The film is at times perhaps a little too smart for its own good, bringing up a lot of questions without ever intending to answer them. Levine seems to act as an agent of chaos, throwing the audiences in the middle of a very intense, unique dynamic that exists between the characters. At times, Black Bear feels unfortunately aimless and pointless, as if Levine is just flexing his cinematic and narrative muscles but without any greater purpose. It can make for an uncomfortable and frustrating watch, but thankfully the outstanding cast keep things accessible.
Plaza, Abbott and Gadon are all spectacular. They carry the narrative when the script occasionally doesn’t have anything to say. Abbott is remarkably gifted at playing a douche bag and still making him feel human enough not to render him the villain of the story. Gabe feels like a very modern take on masculinity with his controversial, yet mundane opinions of feminism and his occasional caveman-like tendencies, but there are no good or bad guys here. There is open hostility between Blair and Gabe and Gadon, while occasionally making Blair a tad insufferable, she holds her own wonderfully against Abbott.

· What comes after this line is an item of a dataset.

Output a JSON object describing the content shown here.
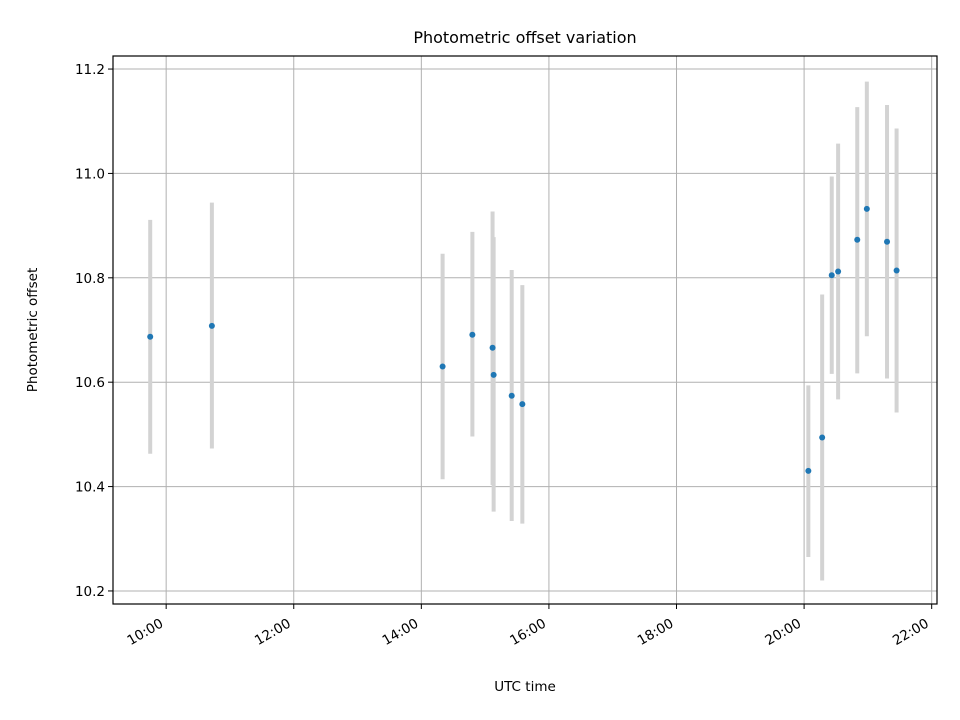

However, Plaza is the real star here, her performance feeling nuanced, tragic and hilarious and definitely among one of her best to date. Allison as a character is a tough nut to crack and often morally dubious and unlikeable, but Plaza taps into her character's insecurities and through her signature dead-pan forwardness, makes Allison a compelling protagonist.
Black Bear is a challenging film, one that will require several viewings to at least attempt to unlock all its secrets, and even then, it’s likely that some aspects will remain a mystery. Perhaps that’s part of its charm, and it’s certainly an interesting look at the lengths artists can go to unlock their creative impulses in the name of art.
Black Bear is available in select cinemas and VOD in the US from December 4.